Es wäre unredlich, an dieser Stelle zu verschweigen, dass es in Deutschland noch eine Unterart der Hausmaus gibt, die Kassandra unter den Hausmäusen, das ist die mus musculus helgolandicus.

Die Helgoländer Hausmaus hält den Menschen kurz gesagt für einen Irrtum. Kehret um!, ruft sie von ihrem Felsen in der Nordsee. Ihr Verbreitungsgebiet zählt, wie ihr Name andeutet, nicht zu den größten. Ein Quadratkilometer. Ursprünglich lebte auch sie ein ganz normales Hausmausleben und man mag sich den Tag vor ungefähr 9000 Jahren nicht vorstellen, an dem sie von ihrem Felsen herunterspähte, und ringsum war nichts mehr als Wasser. Die letzten Menschen verließen den Stein im Meer mit Booten, die Mäuse aber blieben zurück. Niemand heizte, niemand säte, niemand erntete, niemand deckte den Tisch. Und die kleine Hausmaus beschloss, den Evolutionsbiologen auf ihre Weise zu zeigen, was das ist, the survival of the fittest. So wurde die Indoor-Maus zur Outdoor-Maus. Statt wie die beiden anderen um die ganze Welt zu wandern – mus musculus musculus – oder zu fahren – mus musculus domesticus –, migrierte sie von Küste zu Küste, ein paar hundert Meter in jede Richtung. Mit Interesse betrachtete sie irgendwann die zurückkehrenden Menschen, aber nie wieder zog sie bei ihnen ein. Und wenn heute ihre weltläufigen Brüder und Schwestern aus dem Westen und Osten auf der Insel ankommen, verweigern sie gewöhnlich jede intimere Bekanntschaft. Was hat sie noch mit diesen Latte-macchiato-Trinkern zu schaffen? Man sieht ja, was aus ihnen geworden ist: Labormäuse. Knock-out-Mäuse.

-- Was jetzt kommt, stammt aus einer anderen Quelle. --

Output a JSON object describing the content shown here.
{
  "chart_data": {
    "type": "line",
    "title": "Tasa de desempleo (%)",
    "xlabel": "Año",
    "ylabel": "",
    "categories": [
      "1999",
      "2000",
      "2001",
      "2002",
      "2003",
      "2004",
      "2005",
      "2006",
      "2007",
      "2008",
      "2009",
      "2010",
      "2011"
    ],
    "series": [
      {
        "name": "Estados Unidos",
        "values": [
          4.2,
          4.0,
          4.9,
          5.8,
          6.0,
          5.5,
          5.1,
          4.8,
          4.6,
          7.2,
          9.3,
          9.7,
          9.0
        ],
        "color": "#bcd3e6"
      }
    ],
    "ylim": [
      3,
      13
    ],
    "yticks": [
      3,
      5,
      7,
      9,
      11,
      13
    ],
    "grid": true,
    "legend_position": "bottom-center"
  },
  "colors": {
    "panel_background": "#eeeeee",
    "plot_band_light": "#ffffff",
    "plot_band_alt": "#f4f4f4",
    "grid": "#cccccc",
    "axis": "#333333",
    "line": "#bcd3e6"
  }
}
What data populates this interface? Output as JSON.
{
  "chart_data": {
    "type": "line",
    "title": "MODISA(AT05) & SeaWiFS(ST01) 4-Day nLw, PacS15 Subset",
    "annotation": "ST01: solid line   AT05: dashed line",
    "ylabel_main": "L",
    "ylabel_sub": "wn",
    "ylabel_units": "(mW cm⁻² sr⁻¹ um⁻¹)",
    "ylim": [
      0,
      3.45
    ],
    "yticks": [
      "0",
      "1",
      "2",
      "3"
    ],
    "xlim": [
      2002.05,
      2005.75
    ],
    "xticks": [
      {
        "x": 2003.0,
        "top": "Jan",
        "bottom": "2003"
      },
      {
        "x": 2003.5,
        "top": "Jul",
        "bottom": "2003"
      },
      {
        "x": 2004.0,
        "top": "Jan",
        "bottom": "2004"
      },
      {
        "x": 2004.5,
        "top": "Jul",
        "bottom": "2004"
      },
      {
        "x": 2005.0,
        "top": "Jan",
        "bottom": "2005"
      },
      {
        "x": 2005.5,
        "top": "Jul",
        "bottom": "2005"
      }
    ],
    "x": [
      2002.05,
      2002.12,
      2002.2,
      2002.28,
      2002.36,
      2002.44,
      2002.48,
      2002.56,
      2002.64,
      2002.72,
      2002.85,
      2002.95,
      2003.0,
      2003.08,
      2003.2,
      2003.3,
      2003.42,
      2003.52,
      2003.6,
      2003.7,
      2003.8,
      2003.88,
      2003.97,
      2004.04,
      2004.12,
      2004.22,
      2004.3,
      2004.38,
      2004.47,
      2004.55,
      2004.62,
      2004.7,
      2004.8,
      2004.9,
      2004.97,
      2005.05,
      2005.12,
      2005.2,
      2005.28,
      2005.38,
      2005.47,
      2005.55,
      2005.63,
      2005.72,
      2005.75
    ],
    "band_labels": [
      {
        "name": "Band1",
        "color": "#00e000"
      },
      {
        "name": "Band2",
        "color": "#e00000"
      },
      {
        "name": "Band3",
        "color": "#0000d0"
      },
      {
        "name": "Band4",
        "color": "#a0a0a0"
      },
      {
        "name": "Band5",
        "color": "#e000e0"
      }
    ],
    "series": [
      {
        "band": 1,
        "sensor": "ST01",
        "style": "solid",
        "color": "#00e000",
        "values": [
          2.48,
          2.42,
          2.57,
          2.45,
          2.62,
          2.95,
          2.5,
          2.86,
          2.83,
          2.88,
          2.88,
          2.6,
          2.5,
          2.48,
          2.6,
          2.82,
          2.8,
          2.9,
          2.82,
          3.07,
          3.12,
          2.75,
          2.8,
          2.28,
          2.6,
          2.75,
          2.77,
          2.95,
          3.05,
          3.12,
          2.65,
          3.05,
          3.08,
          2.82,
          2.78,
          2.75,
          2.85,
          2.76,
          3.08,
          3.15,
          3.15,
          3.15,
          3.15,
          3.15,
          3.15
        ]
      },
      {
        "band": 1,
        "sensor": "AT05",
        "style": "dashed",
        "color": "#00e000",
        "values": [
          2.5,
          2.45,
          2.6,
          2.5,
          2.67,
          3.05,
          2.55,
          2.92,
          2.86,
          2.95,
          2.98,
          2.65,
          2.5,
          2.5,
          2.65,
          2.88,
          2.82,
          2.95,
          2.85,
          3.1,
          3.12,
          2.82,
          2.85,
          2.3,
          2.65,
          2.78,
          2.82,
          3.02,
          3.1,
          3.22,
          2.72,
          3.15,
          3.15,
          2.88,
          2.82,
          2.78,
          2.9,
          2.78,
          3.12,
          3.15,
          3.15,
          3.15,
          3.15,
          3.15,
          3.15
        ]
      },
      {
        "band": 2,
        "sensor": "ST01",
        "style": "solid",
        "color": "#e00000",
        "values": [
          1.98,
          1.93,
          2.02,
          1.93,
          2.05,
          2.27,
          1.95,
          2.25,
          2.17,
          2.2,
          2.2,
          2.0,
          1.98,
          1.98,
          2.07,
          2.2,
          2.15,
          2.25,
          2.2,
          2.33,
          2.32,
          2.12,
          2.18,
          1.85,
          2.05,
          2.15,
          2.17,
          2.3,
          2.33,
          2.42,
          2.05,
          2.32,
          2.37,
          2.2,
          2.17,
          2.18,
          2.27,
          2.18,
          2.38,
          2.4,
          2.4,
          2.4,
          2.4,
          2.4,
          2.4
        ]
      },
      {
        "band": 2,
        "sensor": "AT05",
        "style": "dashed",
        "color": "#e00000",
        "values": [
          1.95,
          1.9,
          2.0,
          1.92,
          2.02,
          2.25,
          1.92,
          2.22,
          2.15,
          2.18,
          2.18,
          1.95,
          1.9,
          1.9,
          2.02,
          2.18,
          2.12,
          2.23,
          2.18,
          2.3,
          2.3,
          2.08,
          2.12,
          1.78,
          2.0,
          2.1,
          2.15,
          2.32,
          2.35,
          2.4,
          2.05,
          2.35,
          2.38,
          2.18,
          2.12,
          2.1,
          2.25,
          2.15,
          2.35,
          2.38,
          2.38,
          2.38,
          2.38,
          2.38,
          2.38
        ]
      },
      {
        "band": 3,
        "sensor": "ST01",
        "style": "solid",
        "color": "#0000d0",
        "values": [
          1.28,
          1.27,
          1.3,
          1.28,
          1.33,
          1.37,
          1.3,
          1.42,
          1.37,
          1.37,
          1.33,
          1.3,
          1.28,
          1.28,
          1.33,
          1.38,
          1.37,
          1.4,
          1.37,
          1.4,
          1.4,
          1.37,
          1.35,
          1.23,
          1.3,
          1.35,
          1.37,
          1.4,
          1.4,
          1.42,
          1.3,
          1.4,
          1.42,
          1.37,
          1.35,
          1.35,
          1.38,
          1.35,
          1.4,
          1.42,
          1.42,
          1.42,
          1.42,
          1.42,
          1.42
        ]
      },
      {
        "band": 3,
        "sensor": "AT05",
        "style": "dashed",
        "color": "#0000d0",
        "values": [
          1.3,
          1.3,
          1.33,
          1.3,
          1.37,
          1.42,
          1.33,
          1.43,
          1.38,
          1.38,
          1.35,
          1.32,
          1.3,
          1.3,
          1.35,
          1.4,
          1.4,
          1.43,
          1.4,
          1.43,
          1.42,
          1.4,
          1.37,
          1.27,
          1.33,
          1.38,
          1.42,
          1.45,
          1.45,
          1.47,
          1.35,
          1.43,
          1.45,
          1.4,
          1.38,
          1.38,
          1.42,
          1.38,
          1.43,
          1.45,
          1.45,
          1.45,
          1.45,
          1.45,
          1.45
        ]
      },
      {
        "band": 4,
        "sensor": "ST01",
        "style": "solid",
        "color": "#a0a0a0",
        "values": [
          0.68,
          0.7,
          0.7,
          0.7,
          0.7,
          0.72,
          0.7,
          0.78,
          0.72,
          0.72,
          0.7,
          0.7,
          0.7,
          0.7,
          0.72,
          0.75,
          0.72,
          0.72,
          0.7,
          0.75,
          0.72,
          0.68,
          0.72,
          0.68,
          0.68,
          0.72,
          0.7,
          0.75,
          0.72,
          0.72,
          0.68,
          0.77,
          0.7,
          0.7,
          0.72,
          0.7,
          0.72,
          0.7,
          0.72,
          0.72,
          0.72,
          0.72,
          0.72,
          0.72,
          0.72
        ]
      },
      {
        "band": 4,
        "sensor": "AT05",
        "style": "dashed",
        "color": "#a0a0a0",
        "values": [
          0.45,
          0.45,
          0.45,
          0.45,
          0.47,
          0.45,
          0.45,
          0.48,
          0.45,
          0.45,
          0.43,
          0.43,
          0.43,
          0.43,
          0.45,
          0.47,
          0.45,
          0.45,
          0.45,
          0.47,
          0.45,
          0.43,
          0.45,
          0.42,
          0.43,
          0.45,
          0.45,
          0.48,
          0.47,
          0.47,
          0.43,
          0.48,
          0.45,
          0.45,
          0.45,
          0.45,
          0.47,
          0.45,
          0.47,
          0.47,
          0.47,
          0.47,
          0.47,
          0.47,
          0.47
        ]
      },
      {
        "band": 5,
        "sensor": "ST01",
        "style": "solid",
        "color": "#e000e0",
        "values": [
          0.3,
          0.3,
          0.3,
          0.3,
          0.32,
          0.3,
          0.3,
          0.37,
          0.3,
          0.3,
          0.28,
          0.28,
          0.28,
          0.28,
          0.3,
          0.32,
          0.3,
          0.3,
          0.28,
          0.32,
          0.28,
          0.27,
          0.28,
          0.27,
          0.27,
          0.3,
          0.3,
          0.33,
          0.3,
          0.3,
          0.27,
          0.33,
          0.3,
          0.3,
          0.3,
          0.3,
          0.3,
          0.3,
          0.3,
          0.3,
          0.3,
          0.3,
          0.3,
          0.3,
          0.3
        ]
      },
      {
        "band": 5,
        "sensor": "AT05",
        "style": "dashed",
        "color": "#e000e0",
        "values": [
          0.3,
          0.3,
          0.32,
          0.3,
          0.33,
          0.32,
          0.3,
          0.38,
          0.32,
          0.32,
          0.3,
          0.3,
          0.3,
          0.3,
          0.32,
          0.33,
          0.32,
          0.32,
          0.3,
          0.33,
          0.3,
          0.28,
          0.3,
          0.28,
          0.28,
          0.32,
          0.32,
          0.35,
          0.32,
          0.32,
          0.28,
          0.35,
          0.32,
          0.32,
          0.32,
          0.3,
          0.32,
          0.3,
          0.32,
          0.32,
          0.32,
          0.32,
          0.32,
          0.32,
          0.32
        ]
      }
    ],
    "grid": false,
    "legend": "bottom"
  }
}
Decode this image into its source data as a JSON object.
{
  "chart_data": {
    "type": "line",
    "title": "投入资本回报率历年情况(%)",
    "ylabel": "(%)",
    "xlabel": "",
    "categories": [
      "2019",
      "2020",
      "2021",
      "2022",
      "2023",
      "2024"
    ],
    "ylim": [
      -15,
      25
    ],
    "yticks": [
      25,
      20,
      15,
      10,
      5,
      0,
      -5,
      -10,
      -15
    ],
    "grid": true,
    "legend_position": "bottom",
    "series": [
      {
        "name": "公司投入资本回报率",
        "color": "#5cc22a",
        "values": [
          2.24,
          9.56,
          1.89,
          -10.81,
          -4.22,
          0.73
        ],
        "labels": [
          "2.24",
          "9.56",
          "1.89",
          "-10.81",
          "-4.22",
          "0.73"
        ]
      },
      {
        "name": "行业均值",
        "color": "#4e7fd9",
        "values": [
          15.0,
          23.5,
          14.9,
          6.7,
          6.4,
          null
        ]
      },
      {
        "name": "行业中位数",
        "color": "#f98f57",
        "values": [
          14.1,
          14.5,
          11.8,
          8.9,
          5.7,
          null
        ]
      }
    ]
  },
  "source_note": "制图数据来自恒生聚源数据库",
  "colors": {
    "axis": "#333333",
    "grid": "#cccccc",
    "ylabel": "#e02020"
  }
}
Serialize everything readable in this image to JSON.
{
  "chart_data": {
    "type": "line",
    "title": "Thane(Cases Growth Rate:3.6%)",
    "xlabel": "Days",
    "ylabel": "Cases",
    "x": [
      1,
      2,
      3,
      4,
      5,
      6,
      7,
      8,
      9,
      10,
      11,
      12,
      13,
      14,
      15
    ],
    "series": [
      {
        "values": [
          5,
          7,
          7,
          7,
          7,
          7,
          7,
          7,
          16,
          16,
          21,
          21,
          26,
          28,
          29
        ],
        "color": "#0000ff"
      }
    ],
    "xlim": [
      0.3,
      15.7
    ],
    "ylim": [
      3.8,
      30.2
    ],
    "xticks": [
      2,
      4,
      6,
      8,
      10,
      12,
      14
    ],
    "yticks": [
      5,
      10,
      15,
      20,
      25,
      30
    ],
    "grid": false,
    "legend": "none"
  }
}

Mann und Maus. So groß sind die Unterschiede nicht

Obwohl das nicht ganz korrekt ist. Nur aus den Westmäusen wurden Labormäuse und Knock-out-Mäuse. Emanuel Heitlinger fasst diese zwiespältige Karriere in den bündigen Satz: „Alles wird an der Maus erforscht.“ 2002 sequenzierten Forscher zum ersten Mal das vollständige Genom einer Labormaus. Wie das menschliche enthält es etwa drei Milliarden Basenpaare. Mann und Maus. So groß sind die Unterschiede nicht. Wenn man ein Gen entfernt, sieht man am besten, wofür es verantwortlich ist.

Emanuel Heitlinger und seine Kollegen aber erforschen die große Wiedervereinigung der Mäuse seit einer halben Million Jahren. Der schöne Befund: Ost-West-Mäuse sind resistenter gegen Krankheiten, etwa gegen Durchfall, verursacht durch Parasiten.

Natürlich ist das Mäusefangen nicht einfach. Wenn Heitlinger mit seinen Kollegen bei brandenburgischen Mitbürgern vor der Tür steht, sich als Grundlagenforscher vorstellt und sagt, dass er gern reinkommen möchte, um bei ihnen Mäuse zu fangen, Hybridmäuse, Ost-West-Wiedervereinigungsmäuse gewissermaßen, steht er manchmal ganz schnell wieder auf der Straße: „Ihr Strolche! Wir haben keine Mäuse, und Hybridmäuse schon gar nicht.“ Noch schwerer als in Brandenburg ist das Mäusefangen nur in Franken.

In Berlin wäre das alles gewiss leichter. Aber in Berlin gibt es keine Hybridmäuse, hier gibt es nur Westmäuse. Die Hausmaus-Hybridzone macht irgendwann einen Bogen, und diese Delle ist Berlin. Auch in Ostberlin gab es schon zu Ostzeiten nur Westmäuse.